Look at an assembly listing, not just the op-codes. As you said the actual offset is "2", I'm assuming memory is word-addressed.
0000 3180 main LDA RA hello
0001 F020 IPT #32
0002 F00C HLT
0003 4865 hello .STR "Hello, world!"
The first two columns are the PC and opcode. I'm not sure how the LDA
instruction has been encoded (where is the +2
offset in there?)
In the first pass, assuming all addressing is relative, the assmebler would emit the fixed part of the op-code (covering the LDA RA
part) along with a marker to show it needed to patch up the instruction with the address of hello
in the second pass.
At this point it knows the size, but not the complete value, of the final machine language.

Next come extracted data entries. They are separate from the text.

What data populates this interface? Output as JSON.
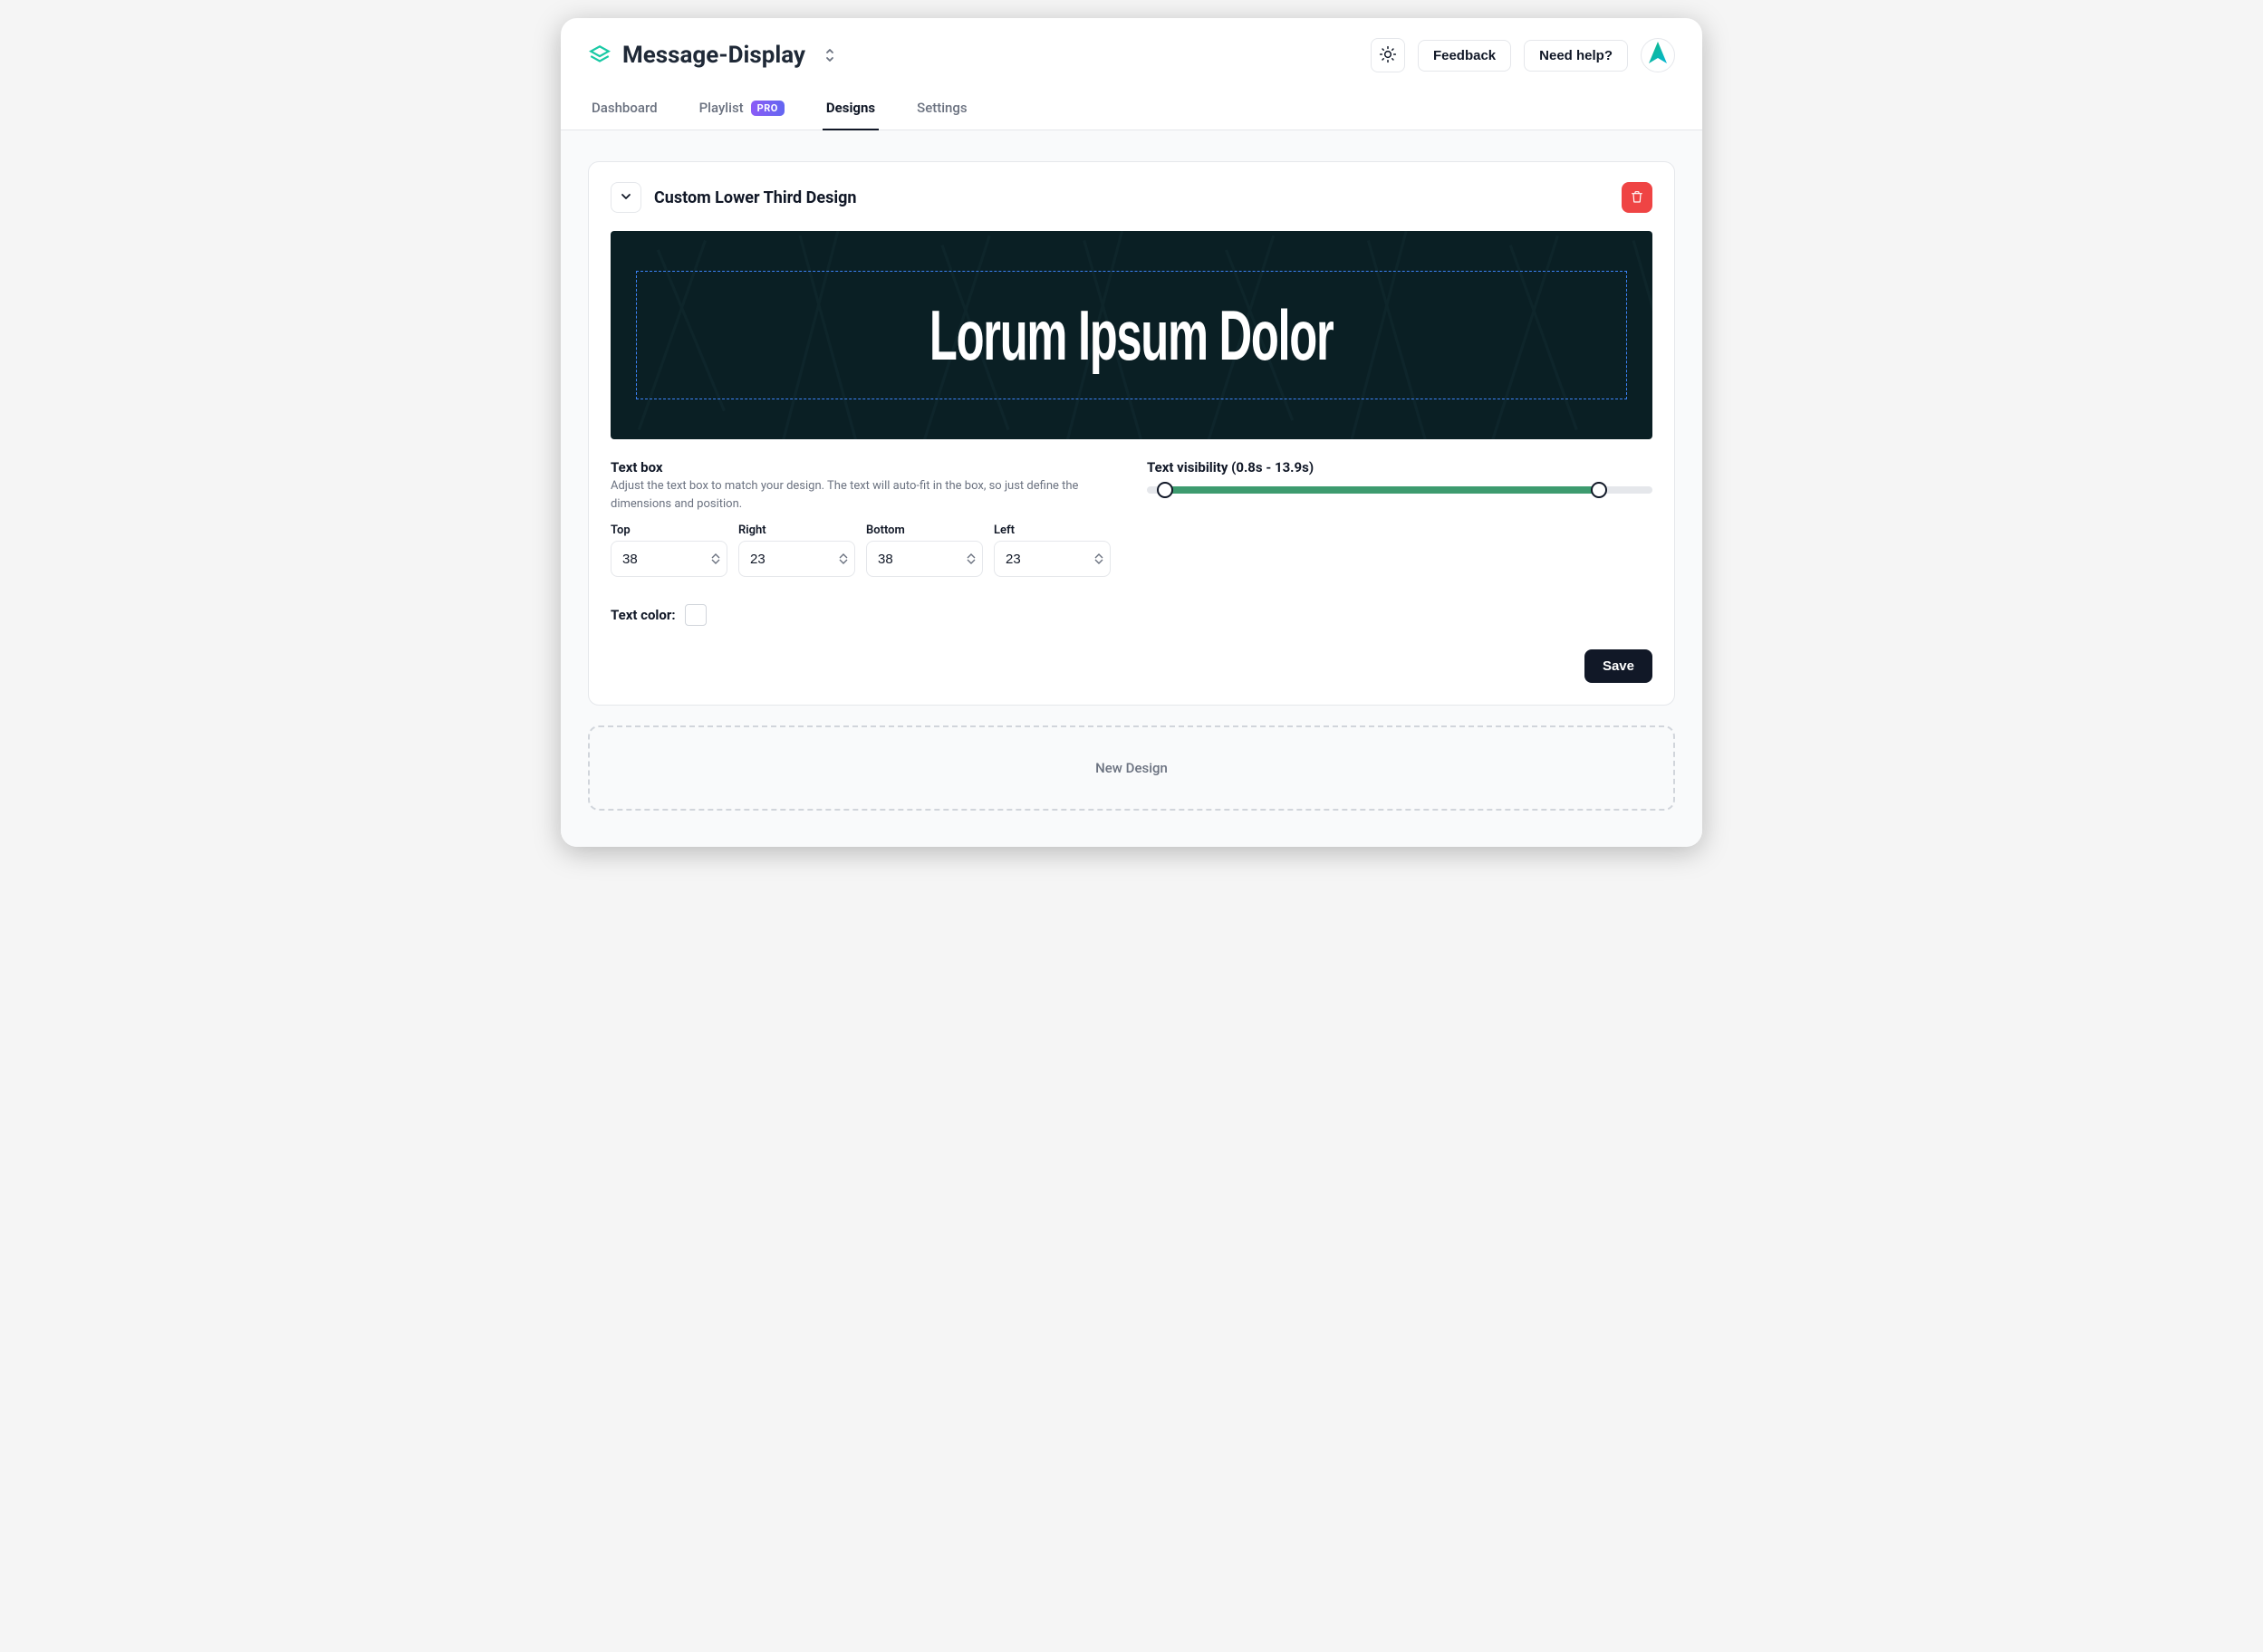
{
  "header": {
    "title": "Message-Display",
    "buttons": {
      "feedback": "Feedback",
      "need_help": "Need help?"
    }
  },
  "tabs": {
    "dashboard": "Dashboard",
    "playlist": "Playlist",
    "playlist_badge": "PRO",
    "designs": "Designs",
    "settings": "Settings"
  },
  "design": {
    "title": "Custom Lower Third Design",
    "preview_text": "Lorum Ipsum Dolor",
    "textbox_label": "Text box",
    "textbox_desc": "Adjust the text box to match your design. The text will auto-fit in the box, so just define the dimensions and position.",
    "dims": {
      "top": {
        "label": "Top",
        "value": "38"
      },
      "right": {
        "label": "Right",
        "value": "23"
      },
      "bottom": {
        "label": "Bottom",
        "value": "38"
      },
      "left": {
        "label": "Left",
        "value": "23"
      }
    },
    "text_color_label": "Text color:",
    "text_color_value": "#ffffff",
    "visibility_label": "Text visibility (0.8s - 13.9s)",
    "visibility_min": 0.8,
    "visibility_max": 13.9,
    "save_label": "Save"
  },
  "new_design_label": "New Design",
  "colors": {
    "accent": "#3d9b6f",
    "brand_teal": "#19c9a5",
    "avatar_grad_start": "#10b981",
    "avatar_grad_end": "#06b6d4"
  }
}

It then continues on, working out the address of each instruction and building its symbol table.
In the second pass, now knowing the above information, it patches each instruction by calculating relative offsets etc. It also often regenerates the entire output (including PC values).
Occasionally, something will be detected in the second pass which prevents it continuing. For example, perhaps you can only reference objects within 256 words (-127 thru +128), but the label hello
turns out to be more than 128 words away. This means it should have used a two-word instruction (with an absolute address), which changes everything it learnt during the first pass.
This is often referred to as a 'fix up' error. The same thing can happen during the link phase.
Single pass assemblers are only possible if you insist on 'define before use'. In which case, your code would report hello
as an undefined symbol.
You also need to read up on "program sections". Whilst .STR
is not an executable instruction, it is a directive to the assembler to place the binary representation of the string into the CODE section of the image (vs DATA).